Amazon won a patent today for a voice-controlled drone small enough to fit in your pocket. Imagine an Echo flying off your kitchen counter to act as an Alexa-powered aerial assistant.
The technology, Amazon says in its filing, may be better suited for police videos than dashboard-mounted cameras. It can help find lost cars in parking lots, say, or lost children in a grocery store; it can rubberneck for someone waiting in line to buy tickets to see how many others are waiting ahead.
The drones would respond to voice commands or instructions from an app and return to wherever the drone operator currently is.

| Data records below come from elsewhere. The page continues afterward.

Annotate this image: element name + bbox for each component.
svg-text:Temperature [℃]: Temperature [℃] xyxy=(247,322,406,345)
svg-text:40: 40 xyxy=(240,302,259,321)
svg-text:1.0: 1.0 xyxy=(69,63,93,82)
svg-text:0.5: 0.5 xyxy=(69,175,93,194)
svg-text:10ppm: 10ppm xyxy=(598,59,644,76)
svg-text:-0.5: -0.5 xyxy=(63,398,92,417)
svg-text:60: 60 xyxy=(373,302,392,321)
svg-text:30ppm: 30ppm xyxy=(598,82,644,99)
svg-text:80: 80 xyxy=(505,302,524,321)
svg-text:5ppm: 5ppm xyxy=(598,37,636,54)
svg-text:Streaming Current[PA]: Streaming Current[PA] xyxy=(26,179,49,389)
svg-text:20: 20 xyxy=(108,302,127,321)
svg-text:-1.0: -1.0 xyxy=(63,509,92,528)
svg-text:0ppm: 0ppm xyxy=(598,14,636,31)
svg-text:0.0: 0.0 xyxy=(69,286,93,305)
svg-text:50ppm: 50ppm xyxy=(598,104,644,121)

If, for instance, the user is looking for her car while the drone buzzes around the parking lot looking too, the two can find each other again once the task is completed. The patent mentions an app that will show images produced by the drone and be used to control it when out of speaking range.
Amazon envisions quickly deployable drones that are small enough to fit in your pocket or purse. The patent includes an image of a small drone perched on an officer’s shoulder, reported GeekWire.
The filing goes on to describe how a voice-powered drone could be used to assist police. For example, a police officer may tell a drone "follow me" or "hover" to record video at a traffic stop.
If a foot chase develops during a traffic stop, for example, the officer can command the UAV to follow the suspect so that he can attempt to cut the suspect off in the cruiser. Similarly, if there are two or more suspects, the officer can command the UAV to follow one of the suspects, while he gives chase to the other. This can enable the officer to apprehend one suspect, and then he or backup officers can apprehend the other suspect guided to his location by the UAV.
Amazon also envisions consumer applications for the drone technology that would help people find lost things by searching for an RFID tag or even locating lost children by using facial recognition software.
The UAV can receive a "find Timmy" command, which can include the "search" routine, and possibly an "identify Timmy" subroutine to locate a person identified as "Timmy." In some examples, Timmy can have, for example, an RFID tag sewn into his clothes or a bar code printed on his clothes, for example, to facilitate identification.
The idea is that the drone acts as a personal assistant for the user. Although many of the use cases Amazon describes aren’t yet legal because they require flying a drone out of line of sight or flying in populated areas, the FAA should have more defined rules for commercial drone applications figured out within the next five years.
So far, most of Amazon’s drone innovation has focused on delivery, not consumer tech. The company has patents for aerial recharging stations and a method for a drone to ride on another delivery vehicle, for example. Amazon is currently testing its drone technology in Canada, the U.K. and the U.S.